When: Mar 06 2020 @ 4:00 PM
Where: 213 Hodson Hall
213 Hodson Hall

4:10 pm Presentation
“A Vortex Sheet as an Interface Retaining Coarsed Model for Multiphase Flow”
Presented by XIANYANG CHEN (Adviser: Prof. Tryggvason)
Multiphase flows are characterized by sharp moving phase boundaries, separating different fluids or phases. In many cases the dynamics of the interfaces determines the behavior of the flow. In a coarse, or reduced order model, either an averaged two-fluid model or a large-eddy-simulation like one, it is therefore critical to retain a sharp interface for the resolved scales.

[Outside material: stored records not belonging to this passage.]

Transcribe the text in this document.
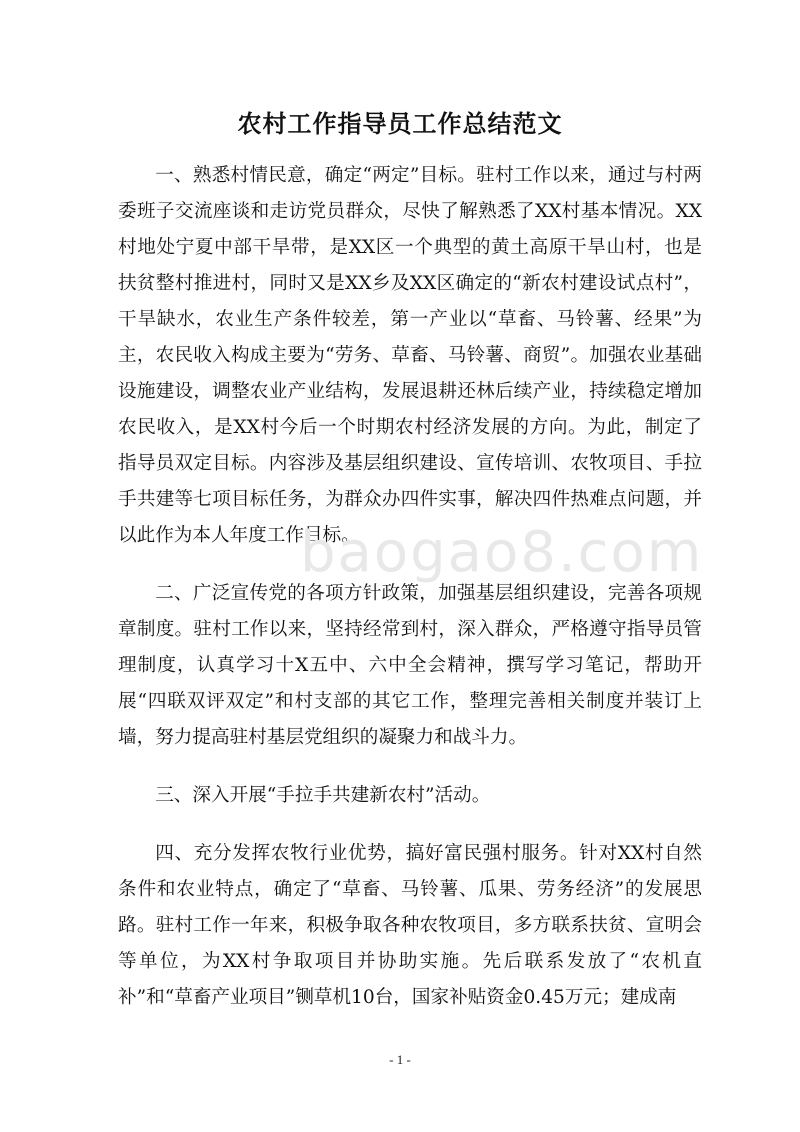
农村工作指导员工作总结范文

一、熟悉村情民意，确定“两定”目标。驻村工作以来，通过与村两委班子交流座谈和走访党员群众，尽快了解熟悉了XX村基本情况。XX村地处宁夏中部干旱带，是XX区一个典型的黄土高原干旱山村，也是扶贫整村推进村，同时又是XX乡及XX区确定的“新农村建设试点村”，干旱缺水，农业生产条件较差，第一产业以“草畜、马铃薯、经果”为主，农民收入构成主要为“劳务、草畜、马铃薯、商贸”。加强农业基础设施建设，调整农业产业结构，发展退耕还林后续产业，持续稳定增加农民收入，是XX村今后一个时期农村经济发展的方向。为此，制定了指导员双定目标。内容涉及基层组织建设、宣传培训、农牧项目、手拉手共建等七项目标任务，为群众办四件实事，解决四件热难点问题，并以此作为本人年度工作目标。

二、广泛宣传党的各项方针政策，加强基层组织建设，完善各项规章制度。驻村工作以来，坚持经常到村，深入群众，严格遵守指导员管理制度，认真学习十X五中、六中全会精神，撰写学习笔记，帮助开展“四联双评双定”和村支部的其它工作，整理完善相关制度并装订上墙，努力提高驻村基层党组织的凝聚力和战斗力。

三、深入开展“手拉手共建新农村”活动。

四、充分发挥农牧行业优势，搞好富民强村服务。针对XX村自然条件和农业特点，确定了“草畜、马铃薯、瓜果、劳务经济”的发展思路。驻村工作一年来，积极争取各种农牧项目，多方联系扶贫、宣明会等单位，为XX村争取项目并协助实施。先后联系发放了“农机直补”和“草畜产业项目”铡草机10台，国家补贴资金0.45万元；建成南

baogao8.com
- 1 -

To develop a more general strategy we are experimenting with a particularly simple approach, modeling the interface for a weakly stratified flow using an inviscid vortex sheet with baroclinically generated vorticity, advected using the Biot-Savart law, and adjustable model parameters to match the results from a full resolved simulation. We start by filtering the fully resolved results, using a filter that we call weighted coordinates smoothing (WCS), that simplifies the interface and concentrates the vorticity at the interface. The model parameters (“vortex blob’’ sizes) are found by optimization, using a cost function that compares the velocity of the filtered interface with the model prediction. Once the model parameters have been found, we plan to use machine learning to develop a strategy to evolve them in time. We discuss the overall work plan, the filtering strategy, and show preliminary results.

4:35 pm Presentation
“Optimal Prediction of Wall Shear Stress from Filtered Velocity Datas”
Presented by MENGZE WANG (Adviser: Prof. Zaki)
Resolving near-wall turbulence is difficult in simulations of high-Reynolds-number flows. To mitigate the near-wall resolution requirements and reduce computational cost, wall models are indispensable in practical numerical solvers such as large-eddy simulations (LES). Conventional wall models adopt instantaneous LES velocity as their input and predict a corresponding instantaneous wall shear-stress which is fed back to LES as a boundary condition. Despite the numerous existing wall models, a fundamental question remains unaddressed: given instantaneous filtered off-wall velocity data, what is the highest possible accuracy of predicted wall shear stress? This problem is investigated using an adjoint variational data assimilation approach. By combining a full Navier-Stokes solver with off-wall filtered-velocity data, we reconstruct the initial condition that tracks the full flow state and optimally predicts the spatio-temporal evolution of the wall shear stress. We demonstrate that the optimal prediction is robust to the filter width. As the height of the first available velocity grid point increases, the correlation between the true and optimally predicted wall stresses deteriorates, but remains at least twice as large as that of the true and equilibrium wall-model stresses. Finally, the Reynolds number effect on the optimal prediction is explored.